In November 2023, a Chinese court did find that an AI generated image, created using Stable Diffusion, satisfied the requirements of "originality" and was capable of copyright protection. The Beijing Internet Court found that the image had been created (using AI as a tool) in a way that reflected the ingenuity and original intellectual investment of human beings. In February 2023 in a US case concerning authorship of the images contained within Kristina Kashtanova's work: Zarya of the Dawn, the US Copyright Office took a different approach. The images were developed using the generative AI tool Midjourney. By its own description Midjourney does not interpret prompts as specific instructions to create a particular expressive result (Midjourney does not understand grammar, sentence structure, or words like humans) it instead converts words and phrases “into smaller pieces, called tokens, that can be compared to its training data and then uses them to generate an image. The US copyright office decided that the images claimed were not original works of authorship protected by copyright because they were produced by a machine or mere mechanical process that operates randomly or automatically without any creative input or intervention from a human author (the designer modifying the images produced by the AI model using subsequent prompts and inputs was not sufficient to fulfil the requirement for human creativity). They were therefore removed from the U.S. Copyright Office register as not copyrightable.

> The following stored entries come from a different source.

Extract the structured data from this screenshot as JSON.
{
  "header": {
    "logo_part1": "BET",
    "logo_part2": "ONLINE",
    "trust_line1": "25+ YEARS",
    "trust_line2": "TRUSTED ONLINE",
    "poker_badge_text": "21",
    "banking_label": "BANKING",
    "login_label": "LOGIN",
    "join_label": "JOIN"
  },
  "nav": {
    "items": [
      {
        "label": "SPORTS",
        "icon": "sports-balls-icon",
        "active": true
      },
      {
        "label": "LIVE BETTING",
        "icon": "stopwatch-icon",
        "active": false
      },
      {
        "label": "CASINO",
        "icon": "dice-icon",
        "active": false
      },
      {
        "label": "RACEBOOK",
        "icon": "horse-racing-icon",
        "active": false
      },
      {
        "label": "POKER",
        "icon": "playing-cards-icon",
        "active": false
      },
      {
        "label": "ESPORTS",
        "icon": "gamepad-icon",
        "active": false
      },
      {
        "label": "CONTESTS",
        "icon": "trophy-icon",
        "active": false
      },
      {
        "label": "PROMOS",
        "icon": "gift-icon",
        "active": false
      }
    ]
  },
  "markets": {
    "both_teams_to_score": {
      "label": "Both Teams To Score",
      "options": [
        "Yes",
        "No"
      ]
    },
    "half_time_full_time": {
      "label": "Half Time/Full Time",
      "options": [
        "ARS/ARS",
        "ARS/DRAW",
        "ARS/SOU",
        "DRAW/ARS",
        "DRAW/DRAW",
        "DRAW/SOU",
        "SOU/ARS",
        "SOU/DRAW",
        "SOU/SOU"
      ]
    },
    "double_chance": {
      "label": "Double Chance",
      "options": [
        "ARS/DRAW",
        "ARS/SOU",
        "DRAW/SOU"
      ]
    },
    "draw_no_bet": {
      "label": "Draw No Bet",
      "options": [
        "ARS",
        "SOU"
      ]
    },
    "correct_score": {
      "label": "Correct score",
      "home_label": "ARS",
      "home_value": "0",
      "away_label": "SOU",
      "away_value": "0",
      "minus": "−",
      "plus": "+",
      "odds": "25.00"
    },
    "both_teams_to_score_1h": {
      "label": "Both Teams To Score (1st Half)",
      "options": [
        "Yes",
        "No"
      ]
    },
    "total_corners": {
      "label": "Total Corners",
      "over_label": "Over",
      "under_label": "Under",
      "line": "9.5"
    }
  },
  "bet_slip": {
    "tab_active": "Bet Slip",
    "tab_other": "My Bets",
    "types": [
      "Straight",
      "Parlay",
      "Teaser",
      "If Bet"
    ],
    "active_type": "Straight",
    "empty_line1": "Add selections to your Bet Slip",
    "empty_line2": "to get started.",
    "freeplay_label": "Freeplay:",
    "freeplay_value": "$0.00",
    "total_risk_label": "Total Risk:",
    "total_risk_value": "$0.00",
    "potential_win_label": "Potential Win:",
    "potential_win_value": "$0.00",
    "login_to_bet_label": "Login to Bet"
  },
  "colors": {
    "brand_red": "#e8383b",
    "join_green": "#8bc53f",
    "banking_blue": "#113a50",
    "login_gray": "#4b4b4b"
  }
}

Because of the significant distance between what a user may direct Midjourney to create and the visual material Midjourney actually produces, the U.S. Copyright Office found that Midjourney users are deemed to lack sufficient control over generated images to be treated as the “master mind” behind them.
How might these issues impact those developing and interacting with FM?
This is a complex area and tricky to navigate in a commercial setting given that the UK and many other jurisdictions are failing to reach a position and provide guidance. However, it is worth keeping up to date on and in mind the following live issues:
- the risk surrounding the use of data sets
- that there may be a need to disclose the contents of data sets under the EU AI Act and the UK framework
- who owns FM outputs? Is an AI output as protectable as a human created work?